About 4 years ago, not only had I started a healthier lifestyle by spending more time preparing healthy meals, I had also just started dating the love of my life. He went to Cuba for two weeks and upon his return, I thought I’d surprise him with an authentic Cuban dish, black bean soup (this isn’t the recipe but I tried this one recently and it was really yummy).

In my excitement and inexperience (and lack of attention), I failed to rinse the canned beans. The soup turned out REALLY horrible. It was a poor resemblance of food, a murky and pasty black bean mush…
A few days later he bought me The Joy of Cooking .
This book is crazy informative and tells you everything you would ever want to know about cooking and food. Of course I wanted to find out why my Cuban black bean turned out so horrible so under the section, About Substituting Canned Beans , it says, “Rinsing canned beans improves the taste a little and removes excess salt.”
The University of Michigan Integrative Medicine says that soaking beans gets rid of the hart-to-digest, gas-producing sugars and rinsing canned beans is absolutely necessary…unless you WANT gas.
Just recently, however, I ran into a Hearty Four Bean Stew recipe that says NOT to drain the canned beans!

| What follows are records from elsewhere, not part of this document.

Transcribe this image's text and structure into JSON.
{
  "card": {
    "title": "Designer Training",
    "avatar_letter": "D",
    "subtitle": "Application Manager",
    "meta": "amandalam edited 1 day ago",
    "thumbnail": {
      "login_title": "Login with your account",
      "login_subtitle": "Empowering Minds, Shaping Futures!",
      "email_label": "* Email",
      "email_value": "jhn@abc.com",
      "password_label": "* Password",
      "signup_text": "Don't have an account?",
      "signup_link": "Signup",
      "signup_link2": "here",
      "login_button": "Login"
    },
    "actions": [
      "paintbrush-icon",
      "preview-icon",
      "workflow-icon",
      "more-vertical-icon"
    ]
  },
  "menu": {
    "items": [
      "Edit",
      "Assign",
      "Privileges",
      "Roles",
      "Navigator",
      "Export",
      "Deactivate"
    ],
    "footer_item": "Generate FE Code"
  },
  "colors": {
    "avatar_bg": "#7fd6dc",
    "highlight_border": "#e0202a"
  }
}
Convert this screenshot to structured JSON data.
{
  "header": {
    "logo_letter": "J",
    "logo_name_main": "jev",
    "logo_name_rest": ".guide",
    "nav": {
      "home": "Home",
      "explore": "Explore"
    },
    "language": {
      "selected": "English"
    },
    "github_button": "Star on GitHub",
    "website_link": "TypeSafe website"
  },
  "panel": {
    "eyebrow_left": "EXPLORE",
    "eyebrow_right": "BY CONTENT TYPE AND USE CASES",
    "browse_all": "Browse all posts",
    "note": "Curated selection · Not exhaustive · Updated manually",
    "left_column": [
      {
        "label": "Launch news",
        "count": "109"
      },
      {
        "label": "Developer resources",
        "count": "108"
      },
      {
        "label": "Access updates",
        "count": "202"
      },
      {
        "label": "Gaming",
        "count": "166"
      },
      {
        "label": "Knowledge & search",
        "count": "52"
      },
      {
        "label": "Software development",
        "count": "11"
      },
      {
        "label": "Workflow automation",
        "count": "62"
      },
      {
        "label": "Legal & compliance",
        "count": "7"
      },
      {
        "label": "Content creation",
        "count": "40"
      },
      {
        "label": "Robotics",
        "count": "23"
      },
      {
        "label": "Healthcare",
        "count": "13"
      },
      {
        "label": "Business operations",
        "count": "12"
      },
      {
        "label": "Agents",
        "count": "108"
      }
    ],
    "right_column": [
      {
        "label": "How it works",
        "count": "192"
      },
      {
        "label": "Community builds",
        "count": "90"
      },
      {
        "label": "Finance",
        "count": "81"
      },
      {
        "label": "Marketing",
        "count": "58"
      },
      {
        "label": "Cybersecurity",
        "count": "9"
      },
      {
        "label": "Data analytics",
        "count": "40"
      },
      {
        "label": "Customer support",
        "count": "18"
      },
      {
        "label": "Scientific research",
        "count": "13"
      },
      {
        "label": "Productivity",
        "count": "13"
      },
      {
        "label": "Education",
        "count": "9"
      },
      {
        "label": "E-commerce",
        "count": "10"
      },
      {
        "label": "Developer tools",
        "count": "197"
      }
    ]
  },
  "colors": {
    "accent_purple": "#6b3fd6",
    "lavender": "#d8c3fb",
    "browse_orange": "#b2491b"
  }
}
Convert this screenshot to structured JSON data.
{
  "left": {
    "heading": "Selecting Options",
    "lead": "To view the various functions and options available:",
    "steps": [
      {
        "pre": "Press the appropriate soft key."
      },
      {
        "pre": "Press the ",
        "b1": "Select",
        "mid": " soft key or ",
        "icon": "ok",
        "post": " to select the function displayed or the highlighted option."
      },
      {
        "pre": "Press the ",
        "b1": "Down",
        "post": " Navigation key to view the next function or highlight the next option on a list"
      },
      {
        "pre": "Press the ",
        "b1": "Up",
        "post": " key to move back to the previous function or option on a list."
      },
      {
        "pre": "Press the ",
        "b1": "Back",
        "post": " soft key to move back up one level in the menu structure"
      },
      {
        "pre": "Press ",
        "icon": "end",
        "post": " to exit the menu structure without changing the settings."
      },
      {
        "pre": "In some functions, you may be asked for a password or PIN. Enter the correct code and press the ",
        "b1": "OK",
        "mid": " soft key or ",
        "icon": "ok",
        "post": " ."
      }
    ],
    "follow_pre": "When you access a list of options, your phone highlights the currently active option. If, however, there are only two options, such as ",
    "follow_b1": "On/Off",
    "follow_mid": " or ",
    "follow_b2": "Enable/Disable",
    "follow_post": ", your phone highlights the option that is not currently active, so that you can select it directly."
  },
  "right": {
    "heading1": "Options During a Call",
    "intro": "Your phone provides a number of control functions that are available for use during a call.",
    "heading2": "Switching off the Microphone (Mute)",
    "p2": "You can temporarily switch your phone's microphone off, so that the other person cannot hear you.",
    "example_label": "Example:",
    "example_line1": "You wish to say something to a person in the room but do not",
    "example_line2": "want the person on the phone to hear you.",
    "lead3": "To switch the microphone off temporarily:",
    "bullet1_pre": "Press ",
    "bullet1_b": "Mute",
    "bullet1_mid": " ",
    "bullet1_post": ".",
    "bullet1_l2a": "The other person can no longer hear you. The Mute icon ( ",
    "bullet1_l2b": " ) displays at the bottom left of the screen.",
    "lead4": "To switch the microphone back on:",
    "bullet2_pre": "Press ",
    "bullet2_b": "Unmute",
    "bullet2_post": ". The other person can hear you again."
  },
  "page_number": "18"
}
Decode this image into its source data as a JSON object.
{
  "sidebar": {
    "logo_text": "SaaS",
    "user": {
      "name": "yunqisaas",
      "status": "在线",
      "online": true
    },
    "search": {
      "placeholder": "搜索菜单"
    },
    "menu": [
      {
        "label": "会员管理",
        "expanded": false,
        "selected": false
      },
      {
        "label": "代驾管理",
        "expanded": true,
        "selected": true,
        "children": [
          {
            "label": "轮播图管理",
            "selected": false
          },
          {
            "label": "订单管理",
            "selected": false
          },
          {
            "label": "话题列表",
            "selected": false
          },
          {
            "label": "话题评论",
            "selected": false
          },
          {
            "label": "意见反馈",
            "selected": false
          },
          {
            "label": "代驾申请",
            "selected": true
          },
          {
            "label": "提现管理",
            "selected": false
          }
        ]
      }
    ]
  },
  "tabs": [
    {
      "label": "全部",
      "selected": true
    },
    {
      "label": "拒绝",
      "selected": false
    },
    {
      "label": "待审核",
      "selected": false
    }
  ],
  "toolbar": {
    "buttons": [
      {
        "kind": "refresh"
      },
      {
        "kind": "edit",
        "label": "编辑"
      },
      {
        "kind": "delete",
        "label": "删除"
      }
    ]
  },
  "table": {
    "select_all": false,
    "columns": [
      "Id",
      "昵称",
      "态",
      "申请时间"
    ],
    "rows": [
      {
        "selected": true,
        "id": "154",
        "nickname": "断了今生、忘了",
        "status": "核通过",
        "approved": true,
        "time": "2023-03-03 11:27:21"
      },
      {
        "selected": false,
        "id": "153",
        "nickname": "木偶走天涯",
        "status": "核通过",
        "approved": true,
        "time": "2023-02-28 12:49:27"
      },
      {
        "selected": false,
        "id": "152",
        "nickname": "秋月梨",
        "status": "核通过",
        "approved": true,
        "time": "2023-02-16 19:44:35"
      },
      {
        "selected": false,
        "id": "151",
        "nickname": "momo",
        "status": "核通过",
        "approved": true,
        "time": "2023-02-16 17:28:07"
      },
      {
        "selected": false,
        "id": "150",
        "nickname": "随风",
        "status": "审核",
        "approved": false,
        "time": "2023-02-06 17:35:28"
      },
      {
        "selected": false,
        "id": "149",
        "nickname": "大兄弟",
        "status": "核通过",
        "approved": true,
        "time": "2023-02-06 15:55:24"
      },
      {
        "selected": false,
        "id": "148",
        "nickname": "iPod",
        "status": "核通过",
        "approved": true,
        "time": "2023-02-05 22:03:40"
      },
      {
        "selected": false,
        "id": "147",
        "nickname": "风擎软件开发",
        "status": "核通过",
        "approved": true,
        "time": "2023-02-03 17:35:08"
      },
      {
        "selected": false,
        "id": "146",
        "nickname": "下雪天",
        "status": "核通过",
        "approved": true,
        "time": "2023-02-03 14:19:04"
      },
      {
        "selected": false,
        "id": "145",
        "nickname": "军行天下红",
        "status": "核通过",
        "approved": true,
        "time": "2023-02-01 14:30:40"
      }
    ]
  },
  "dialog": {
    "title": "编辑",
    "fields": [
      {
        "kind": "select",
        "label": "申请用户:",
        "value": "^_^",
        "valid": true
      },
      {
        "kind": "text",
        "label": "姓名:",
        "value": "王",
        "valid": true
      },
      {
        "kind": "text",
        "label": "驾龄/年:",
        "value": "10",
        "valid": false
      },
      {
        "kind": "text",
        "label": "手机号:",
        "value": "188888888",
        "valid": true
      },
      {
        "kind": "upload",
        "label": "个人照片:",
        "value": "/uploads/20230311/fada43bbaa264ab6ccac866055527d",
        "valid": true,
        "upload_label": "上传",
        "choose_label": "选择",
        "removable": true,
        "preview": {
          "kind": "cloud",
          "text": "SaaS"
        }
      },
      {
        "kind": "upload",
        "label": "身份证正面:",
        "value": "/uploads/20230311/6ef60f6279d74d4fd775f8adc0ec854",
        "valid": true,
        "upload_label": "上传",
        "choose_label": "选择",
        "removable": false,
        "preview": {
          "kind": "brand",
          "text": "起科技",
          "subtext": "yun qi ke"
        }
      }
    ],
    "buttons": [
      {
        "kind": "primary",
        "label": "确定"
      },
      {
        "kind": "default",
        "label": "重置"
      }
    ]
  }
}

So this begs the question, even though these raffinose sugars are hard to digest for humans, do they have any nutritional benefits? If they do, then cooking with the liquid that beans are soaked in may be a healthy alternative to cooking with beans.
Agricultural research, at least one source, seems to suggest that raffinose is a waste sugar and has practically no nutritional benefit.
What do you folks say about cooking with the liquid found in canned beans?


January 29th, 2008 at 10:00 am
Canned beans are a good solid substitute for the real thing, and the liquid they are stored in remove the need to soak the beans. a real time saver. HOWEVER, you need to rinse the beans in cold water before using! The recipe likely says not to drain the beans because it needs the fluids. RINSE them and then add the approx. amount of fluids you tossed out.
The reasons for rinsing are endless, but here are two good ones:
-cut the sodium by almost HALF
-they are stored in a TIN CAN, a tin can that you have NO WAY OF KNOWING how it got there. everything from extreme heat, extreme cold, jostling, banging etc etc causes leaching. any chance to rinse that off is a good one!
That’s my two cents! keep up the good work!
January 29th, 2008 at 8:43 pm
But isn’t it still true that beans are the musical fruit? Just asking!
And what about a discussion of Beano which counteracts all those proteins and the vicious gas attacks the lowly bean produces. I mean, sure, they’re cheap food that’s good for you but they do have noteworthy side effects but I don’t see them mentioned here. So I went ahead and did.
We’re all grown up here. I’m sure many of us reading these posts have cleared people out of entire rooms after gorging on a bean salad or some Mexican burritos. And the looks on those people’s faces: they’re aghast! Was there a pun in that last one. I seem to sniff one out; yes, yes there is one.
So, let’s get real here! Sure beans are good for you but stock up on the fire retardant (Beano) first or suffer the regret of the dire consequences.
January 30th, 2008 at 1:43 am
Rinse!
Rinse the processed oils, water, and salt away before eating.
you really only want the beans anyway right?
that’s my take on it.
January 30th, 2008 at 5:12 pm
Thanks for your input, Denise. Check two for rinsing canned beans!
Mitch, very good observation (or is it olfactorvation?) about the side-effects of beans.
In the sources I’ve come across, your digestive system adapts and gets used to digesting beans.
So I guess that old saying should go, “…the more you eat, the less you toot!”
January 31st, 2008 at 4:59 pm
Thanks for your vote, Rob!
Okay, guys, that’s four now for rinsing canned beans before cooking with them.